Blair switches between falsetto, a raspy growl to a deep-throat sound, then back to a nasal whisper, and yet back again to his growl, it's quite a combination. And if that wasn't enough, he talks now and then as well.
There's songs where he strums the living daylights out of his guitar, switching between a multitude of chords and singing with the same conviction, at some point you think, 'ok, so he's gonna burst a few strings'. Then comes the next song, mellow and sober in thought, but yet still fresh.

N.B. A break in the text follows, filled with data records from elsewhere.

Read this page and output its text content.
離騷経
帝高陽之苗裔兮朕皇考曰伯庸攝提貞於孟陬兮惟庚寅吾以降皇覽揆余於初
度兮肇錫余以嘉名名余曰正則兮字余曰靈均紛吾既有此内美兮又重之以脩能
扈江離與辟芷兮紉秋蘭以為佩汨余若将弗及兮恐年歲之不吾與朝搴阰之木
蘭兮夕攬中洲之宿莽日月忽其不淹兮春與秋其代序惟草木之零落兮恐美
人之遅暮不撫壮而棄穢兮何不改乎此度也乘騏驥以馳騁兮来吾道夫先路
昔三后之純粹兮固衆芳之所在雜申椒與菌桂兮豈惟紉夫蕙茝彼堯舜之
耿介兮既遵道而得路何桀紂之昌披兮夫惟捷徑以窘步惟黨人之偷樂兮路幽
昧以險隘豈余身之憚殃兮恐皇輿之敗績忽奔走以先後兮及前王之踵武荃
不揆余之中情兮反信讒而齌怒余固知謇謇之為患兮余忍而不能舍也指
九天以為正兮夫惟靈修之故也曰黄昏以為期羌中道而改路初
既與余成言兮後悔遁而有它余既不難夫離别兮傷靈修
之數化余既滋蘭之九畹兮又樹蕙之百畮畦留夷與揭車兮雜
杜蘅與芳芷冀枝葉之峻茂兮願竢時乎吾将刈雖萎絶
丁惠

Some of his ideas are so much against the grain that at first, it maybe a little difficult for the average pop listener to grasp. To that I can safely say, time to expand your musical library, and open your ears a lil bit. Not everything has to fit into a particular category or follow a certain formatted structure.
After his quirky opener, the second song 'Music up inside of me' starts off with a catchy lick, Blair sings the guitar parts. The strings get played in a way that makes it seem as if he's slapping his guitar, it's practically an R & B number. And after reaching a crescendo in 'I like the street' Johnny stops and says ' Beep, Beep', man, what a genius! that takes guts nowadays to be so bold.
The last song, 'Prelude: Green-on-Red/Frontiers of love', besides being over six minutes long, has such a continuous opening slide sorta riff, that I immediately hear some heavy guitars and a solid bass groove, but again, Blair transposes many positions, executes continuous slurs on that 12-string of his, sings the guitar harmony, puts in a few harmonics, mutes a chord or two, shifts to D, then opens his singing for the main verse in the key of F. It ends with Johnny singing in a rather free, silly fashion 'woo-hoo', over and over.
A rather fitting ending to a solo record full of originality, guts and feel.
Blair's previous credits include Fire (2000), Exotic Animals & Beaches of Pennsylvania (2001), Snapshots (2003) and his contribution piece 'Sunday Morning' to After Hours: a Tribute to the Music of Lou Reed (2003).
Johnny has been getting praise from the likes of Davy Jones (The Monkees) and Brian Wilson for his work. And it's clear to see why, he's unorthodox, he's impressive both as a guitar player and singer, he knows what he's doing, and he does it well.
So keep on singing Johnny, keep on singing.